Medya yine en sevdiklerimden ^.^
"Sizi neden ilgilendiriyor benim yaşamım? Neden bana böyle kafayı taktınız Tanrı aşkına?" Bir anlık sinirin verdiği dalgınlıkla ona döndüm. Gerçekten onu ilk defa böyle inceleme fırsatım olmuştu. Aslında dediği kadar yakışıklıydı.
Hemen kafamı tekrar çevirecekken çenemi tutmasıyla gözlerimi kaçırıp, ellerimi yumruk yaptım.
"Benden kaçma işte! En çok da bu ağırıma gidiyor!" Konuşurken çenemi sıkmasıyla gözlerimi kapattım. O an yeni durduğum gözyaşlarımdan biri usulca sağ yanağımdan süzüldü.

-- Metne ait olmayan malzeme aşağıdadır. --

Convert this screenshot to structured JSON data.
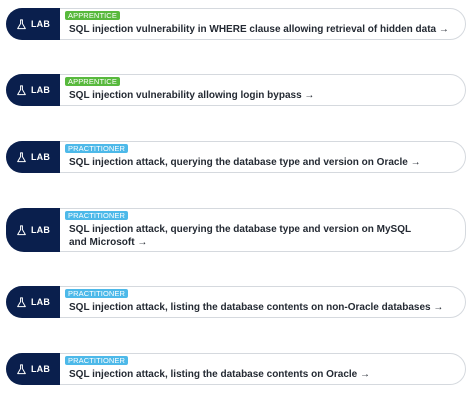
{
  "badge_label": "LAB",
  "labs": [
    {
      "level": "APPRENTICE",
      "title": "SQL injection vulnerability in WHERE clause allowing retrieval of hidden data →"
    },
    {
      "level": "APPRENTICE",
      "title": "SQL injection vulnerability allowing login bypass →"
    },
    {
      "level": "PRACTITIONER",
      "title": "SQL injection attack, querying the database type and version on Oracle →"
    },
    {
      "level": "PRACTITIONER",
      "title": "SQL injection attack, querying the database type and version on MySQL and Microsoft →"
    },
    {
      "level": "PRACTITIONER",
      "title": "SQL injection attack, listing the database contents on non-Oracle databases →"
    },
    {
      "level": "PRACTITIONER",
      "title": "SQL injection attack, listing the database contents on Oracle →"
    }
  ],
  "colors": {
    "badge_bg": "#0a1f4d",
    "apprentice": "#58b93d",
    "practitioner": "#4db9e9",
    "title_text": "#242a33",
    "card_border": "#d5d9de"
  },
  "icons": {
    "badge_icon": "flask-icon",
    "link_icon": "arrow-right-icon"
  }
}
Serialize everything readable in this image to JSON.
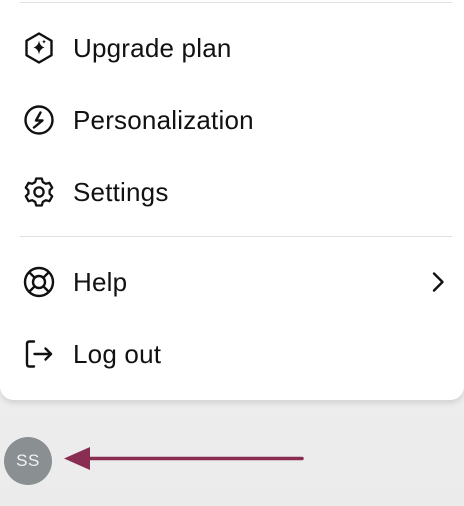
{
  "menu": {
    "items": [
      {
        "label": "Upgrade plan",
        "icon": "upgrade-sparkle-icon"
      },
      {
        "label": "Personalization",
        "icon": "personalization-icon"
      },
      {
        "label": "Settings",
        "icon": "gear-icon"
      },
      {
        "label": "Help",
        "icon": "lifebuoy-icon",
        "has_submenu": true
      },
      {
        "label": "Log out",
        "icon": "logout-icon"
      }
    ]
  },
  "user": {
    "initials": "SS"
  },
  "colors": {
    "menu_bg": "#ffffff",
    "text": "#111111",
    "avatar_bg": "#8a8f92",
    "annotation_arrow": "#8a2d52"
  },
  "annotation": {
    "type": "arrow",
    "points_to": "avatar"
  }
}
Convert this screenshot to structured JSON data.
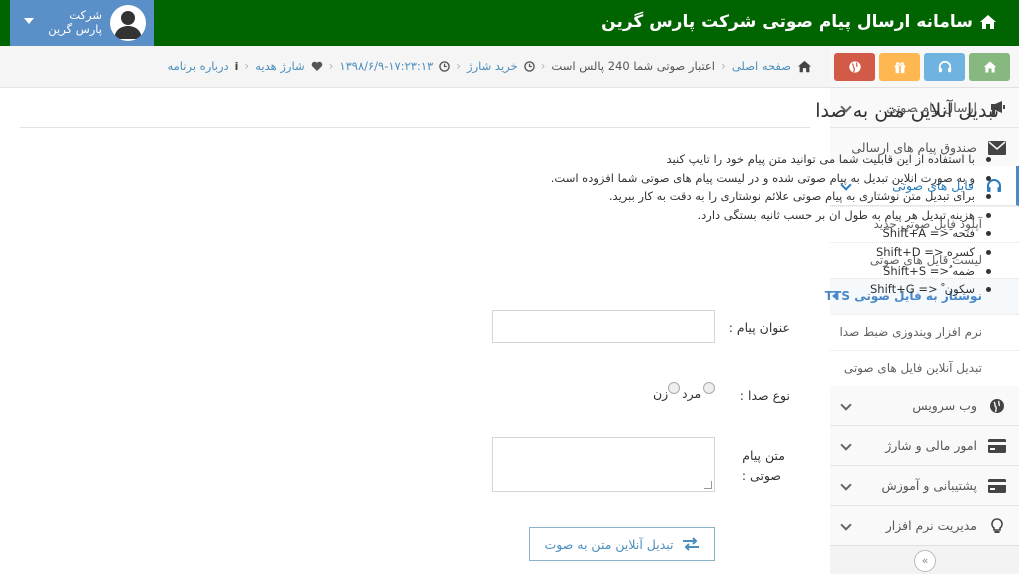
{
  "header": {
    "title": "سامانه ارسال پیام صوتی شرکت پارس گرین",
    "user_line1": "شرکت",
    "user_line2": "پارس گرین"
  },
  "shortcuts": [
    "home-icon",
    "headphones-icon",
    "gift-icon",
    "globe-icon"
  ],
  "breadcrumb": {
    "home": "صفحه اصلی",
    "credit": "اعتبار صوتی شما 240 پالس است",
    "buy_charge": "خرید شارژ",
    "datetime": "۱۳۹۸/۶/۹-۱۷:۲۳:۱۳",
    "gift_charge": "شارژ هدیه",
    "about": "درباره برنامه"
  },
  "sidebar": {
    "items": [
      {
        "label": "ارسال پیام صوتی",
        "icon": "bullhorn-icon"
      },
      {
        "label": "صندوق پیام های ارسالی",
        "icon": "envelope-icon"
      },
      {
        "label": "فایل های صوتی",
        "icon": "headphones-icon"
      },
      {
        "label": "وب سرویس",
        "icon": "globe-icon"
      },
      {
        "label": "امور مالی و شارژ",
        "icon": "credit-card-icon"
      },
      {
        "label": "پشتیبانی و آموزش",
        "icon": "credit-card-icon"
      },
      {
        "label": "مدیریت نرم افزار",
        "icon": "lightbulb-icon"
      }
    ],
    "submenu": [
      "آپلود فایل صوتی جدید",
      "لیست فایل های صوتی",
      "نوشتار به فایل صوتی TTS",
      "نرم افزار ویندوزی ضبط صدا",
      "تبدیل آنلاین فایل های صوتی"
    ],
    "collapse": "«"
  },
  "main": {
    "title": "تبدیل آنلاین متن به صدا",
    "help": [
      "با استفاده از این قابلیت شما می توانید متن پیام خود را تایپ کنید",
      "و به صورت انلاین تبدیل به پیام صوتی شده و در لیست  پیام های صوتی شما افزوده است.",
      "برای تبدیل متن نوشتاری به پیام صوتی علائم نوشتاری را به دقت به کار ببرید.",
      "هزینه تبدیل هر پیام به طول ان بر حسب ثانیه بستگی دارد.",
      "فتحه َ<= Shift+A",
      "کسره ِ<= Shift+D",
      "ضمه ُ<= Shift+S",
      "سکون ْ <= Shift+G"
    ],
    "form": {
      "title_label": "عنوان پیام :",
      "title_value": "",
      "voice_label": "نوع صدا :",
      "voice_male": "مرد",
      "voice_female": "زن",
      "text_label_1": "متن پیام",
      "text_label_2": "صوتی :",
      "text_value": "",
      "submit": "تبدیل آنلاین متن به صوت"
    }
  }
}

Çenemdeki elini çekip sağ yanağıma uzandığında kafamı geriye doğru çektim. O da sanırım bana doğru geliyordu çünkü nefesini yüzüme vurmaya başlamıştı. Bu adam ne yapıyordu?!
Onu engelleyecek bir şey düşünürken, ki çok kötü senaryolar kurmuştum, aklıma gelen fikirle hemen kafamı yere eğip, ayakkabımın bağcığını düzelttim. Tahmin ettiğimden daha bir sapıktı. O da geri çekilirken nefesini dışarı vermişti. Ve arabayı çalıştırmıştı. Kahkahasını duyduğumda bağcıklarımla olan işimi bitirip, doğruldum.
Sonra direksiyonu aniden kırmasıyla ona doğru savruldum. Gözlerimi kapatıp derin bir nefes aldım.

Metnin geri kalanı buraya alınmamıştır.